Minos Matsas

Minos Matsas

Born

September 6, 1968 (56 years old)

Known For

Sound

Place of Birth

Athens, Greece

Minos Matsas (Athens, 6 September 1968) is a Greek composer, lyricist and producer. He is the grandson of the founder of the record company Minos EMI. One of his grandmothers was from Constantinople, the other from Thessaloniki and his grandfather, Minos, from Ioannina. He was born into a musical family with a tradition of recording alive and with a father who was at the moment of his great creation. His father, Makis, had him in the studio with him from the age of five. Minos Matsas expressed a desire to learn classical guitar from an early age and thus very soon became the center of his young singing group. He received a degree from the Athens Conservatory and the Juilliard School. When he began writing his first compositions, he did not want anyone to know about it. However, he developed into a self-sufficient composer, one of the most important of his generation.

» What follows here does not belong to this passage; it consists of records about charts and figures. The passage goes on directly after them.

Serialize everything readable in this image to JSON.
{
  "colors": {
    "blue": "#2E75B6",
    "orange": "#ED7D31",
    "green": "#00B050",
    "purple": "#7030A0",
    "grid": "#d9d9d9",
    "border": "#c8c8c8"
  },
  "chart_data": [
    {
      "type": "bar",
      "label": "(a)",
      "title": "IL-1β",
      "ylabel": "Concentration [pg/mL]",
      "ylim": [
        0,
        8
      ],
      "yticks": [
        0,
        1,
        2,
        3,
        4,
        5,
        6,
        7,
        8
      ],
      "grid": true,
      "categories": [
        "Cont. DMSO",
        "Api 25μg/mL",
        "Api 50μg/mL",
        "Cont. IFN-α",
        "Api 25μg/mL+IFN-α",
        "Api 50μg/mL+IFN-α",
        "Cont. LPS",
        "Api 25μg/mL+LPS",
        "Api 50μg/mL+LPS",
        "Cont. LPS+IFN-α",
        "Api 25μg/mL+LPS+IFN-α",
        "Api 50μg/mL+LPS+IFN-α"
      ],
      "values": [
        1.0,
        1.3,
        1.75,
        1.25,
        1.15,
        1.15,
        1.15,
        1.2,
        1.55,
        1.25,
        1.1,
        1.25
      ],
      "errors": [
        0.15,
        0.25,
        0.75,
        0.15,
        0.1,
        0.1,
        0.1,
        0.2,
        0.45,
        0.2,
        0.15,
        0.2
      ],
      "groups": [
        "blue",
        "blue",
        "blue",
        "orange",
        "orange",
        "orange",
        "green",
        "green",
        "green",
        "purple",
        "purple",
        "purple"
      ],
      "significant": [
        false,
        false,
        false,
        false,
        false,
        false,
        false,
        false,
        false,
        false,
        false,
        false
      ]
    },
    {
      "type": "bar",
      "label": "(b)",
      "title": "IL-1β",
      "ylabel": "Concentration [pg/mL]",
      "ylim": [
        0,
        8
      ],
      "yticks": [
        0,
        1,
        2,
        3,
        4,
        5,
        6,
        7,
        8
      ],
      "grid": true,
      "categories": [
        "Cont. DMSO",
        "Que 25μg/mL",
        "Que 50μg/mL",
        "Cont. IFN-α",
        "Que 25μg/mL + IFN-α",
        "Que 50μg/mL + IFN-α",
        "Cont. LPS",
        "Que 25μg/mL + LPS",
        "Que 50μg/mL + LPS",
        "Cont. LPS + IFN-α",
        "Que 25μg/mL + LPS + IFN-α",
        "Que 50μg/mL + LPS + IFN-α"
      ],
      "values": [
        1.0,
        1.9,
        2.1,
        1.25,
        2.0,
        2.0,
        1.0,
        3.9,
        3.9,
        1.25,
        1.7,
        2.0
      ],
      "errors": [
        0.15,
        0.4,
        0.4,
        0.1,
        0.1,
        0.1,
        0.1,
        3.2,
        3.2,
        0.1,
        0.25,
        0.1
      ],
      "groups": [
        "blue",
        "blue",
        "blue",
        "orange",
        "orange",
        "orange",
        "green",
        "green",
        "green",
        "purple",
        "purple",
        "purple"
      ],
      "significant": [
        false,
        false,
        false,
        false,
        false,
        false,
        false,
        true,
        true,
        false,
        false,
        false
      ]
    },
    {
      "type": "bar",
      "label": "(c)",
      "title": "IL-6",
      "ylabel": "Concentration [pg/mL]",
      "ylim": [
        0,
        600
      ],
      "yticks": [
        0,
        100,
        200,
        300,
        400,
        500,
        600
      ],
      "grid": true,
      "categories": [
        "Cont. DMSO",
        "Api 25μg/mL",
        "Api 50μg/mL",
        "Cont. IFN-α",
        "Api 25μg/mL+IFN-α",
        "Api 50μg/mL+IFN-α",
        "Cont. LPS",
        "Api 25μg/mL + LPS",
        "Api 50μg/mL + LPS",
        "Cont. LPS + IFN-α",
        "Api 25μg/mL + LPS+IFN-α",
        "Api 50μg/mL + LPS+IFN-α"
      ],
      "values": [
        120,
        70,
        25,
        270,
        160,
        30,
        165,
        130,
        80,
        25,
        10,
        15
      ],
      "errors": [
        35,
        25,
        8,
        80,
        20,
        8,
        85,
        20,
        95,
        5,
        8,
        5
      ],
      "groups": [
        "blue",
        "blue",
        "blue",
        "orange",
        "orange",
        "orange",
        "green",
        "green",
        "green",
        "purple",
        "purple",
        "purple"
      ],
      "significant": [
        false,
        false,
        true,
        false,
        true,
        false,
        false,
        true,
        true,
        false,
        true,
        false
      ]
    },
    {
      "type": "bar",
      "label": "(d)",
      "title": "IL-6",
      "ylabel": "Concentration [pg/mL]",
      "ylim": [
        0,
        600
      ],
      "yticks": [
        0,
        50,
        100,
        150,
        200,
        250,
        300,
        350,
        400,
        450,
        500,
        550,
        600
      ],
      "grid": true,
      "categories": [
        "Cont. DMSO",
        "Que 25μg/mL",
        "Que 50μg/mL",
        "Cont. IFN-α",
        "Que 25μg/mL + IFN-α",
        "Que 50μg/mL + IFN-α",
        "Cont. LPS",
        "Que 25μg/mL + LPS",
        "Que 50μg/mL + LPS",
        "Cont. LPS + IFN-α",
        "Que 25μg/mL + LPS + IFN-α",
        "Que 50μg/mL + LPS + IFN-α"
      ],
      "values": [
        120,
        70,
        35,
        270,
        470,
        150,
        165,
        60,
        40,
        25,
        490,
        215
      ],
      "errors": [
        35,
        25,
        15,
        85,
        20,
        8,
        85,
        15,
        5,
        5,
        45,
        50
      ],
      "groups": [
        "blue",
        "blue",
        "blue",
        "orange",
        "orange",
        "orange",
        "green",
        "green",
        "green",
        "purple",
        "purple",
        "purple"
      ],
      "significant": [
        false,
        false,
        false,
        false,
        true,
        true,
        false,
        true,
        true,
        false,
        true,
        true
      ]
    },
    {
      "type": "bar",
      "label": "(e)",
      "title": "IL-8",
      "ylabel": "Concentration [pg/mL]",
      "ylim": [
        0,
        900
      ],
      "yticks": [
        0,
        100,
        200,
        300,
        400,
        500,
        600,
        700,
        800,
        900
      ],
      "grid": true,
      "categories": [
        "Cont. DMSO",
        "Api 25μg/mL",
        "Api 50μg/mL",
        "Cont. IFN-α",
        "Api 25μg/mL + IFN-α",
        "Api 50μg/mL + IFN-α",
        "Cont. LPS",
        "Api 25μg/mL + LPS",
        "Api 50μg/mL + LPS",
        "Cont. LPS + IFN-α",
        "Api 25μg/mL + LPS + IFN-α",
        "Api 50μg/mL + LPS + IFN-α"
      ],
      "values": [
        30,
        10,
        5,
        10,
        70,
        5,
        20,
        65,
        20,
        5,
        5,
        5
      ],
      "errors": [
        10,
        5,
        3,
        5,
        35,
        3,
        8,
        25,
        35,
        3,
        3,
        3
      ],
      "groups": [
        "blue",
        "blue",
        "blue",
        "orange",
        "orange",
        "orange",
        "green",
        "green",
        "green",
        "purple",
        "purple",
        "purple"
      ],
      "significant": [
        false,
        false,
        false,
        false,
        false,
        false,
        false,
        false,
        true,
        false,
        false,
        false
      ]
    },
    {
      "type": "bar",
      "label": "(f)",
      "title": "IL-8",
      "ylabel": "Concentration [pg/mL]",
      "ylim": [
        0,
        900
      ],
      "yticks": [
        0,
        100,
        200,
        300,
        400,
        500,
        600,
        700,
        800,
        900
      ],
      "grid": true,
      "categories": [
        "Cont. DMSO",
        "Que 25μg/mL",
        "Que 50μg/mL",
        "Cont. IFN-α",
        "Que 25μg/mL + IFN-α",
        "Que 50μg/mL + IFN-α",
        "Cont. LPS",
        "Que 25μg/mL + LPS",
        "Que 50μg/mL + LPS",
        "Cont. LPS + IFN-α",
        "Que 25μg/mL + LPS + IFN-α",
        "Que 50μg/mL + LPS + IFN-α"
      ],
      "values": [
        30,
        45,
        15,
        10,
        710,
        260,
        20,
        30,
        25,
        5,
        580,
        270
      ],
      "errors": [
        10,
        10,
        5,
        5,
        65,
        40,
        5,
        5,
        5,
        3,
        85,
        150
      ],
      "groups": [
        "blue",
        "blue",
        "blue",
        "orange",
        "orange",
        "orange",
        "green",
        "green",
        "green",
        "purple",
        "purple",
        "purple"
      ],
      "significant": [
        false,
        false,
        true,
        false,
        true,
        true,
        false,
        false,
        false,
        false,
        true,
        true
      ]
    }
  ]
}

In 1994, Minos Matsas composed his first cycle of songs entitled One Thousand and One Nights Again, with lyrics by Akos Daskalopoulos. In 1995, four of his compositions were included in the multi-album album by George Dalaras, Welcome to Them. From 2000 to 2011, he lived in the United States of America. As a composer, he has dozens of films to his credit, theatrical performances, and television programs. He has collaborated, among others, with director Costas Gavras on the film The Parthenon, as well as on the performances of Aristophanes' Birds and Irene, which were staged at the ancient theater of Epidaurus. He has also won awards at the Thessaloniki Film Festival (for Eduart and Slaves in Their Chains). He also wrote the music for the film Undisputed III: Redemption (2010). In 2016, he composed the original text of Woyzeck by Georg Büchner. In 2017, the soundtrack for Yannis Sakaridis' second feature film Amerika Square, based on the multi-award-winning novella by Yannis Tsirpas, Victoria Does Not Exist.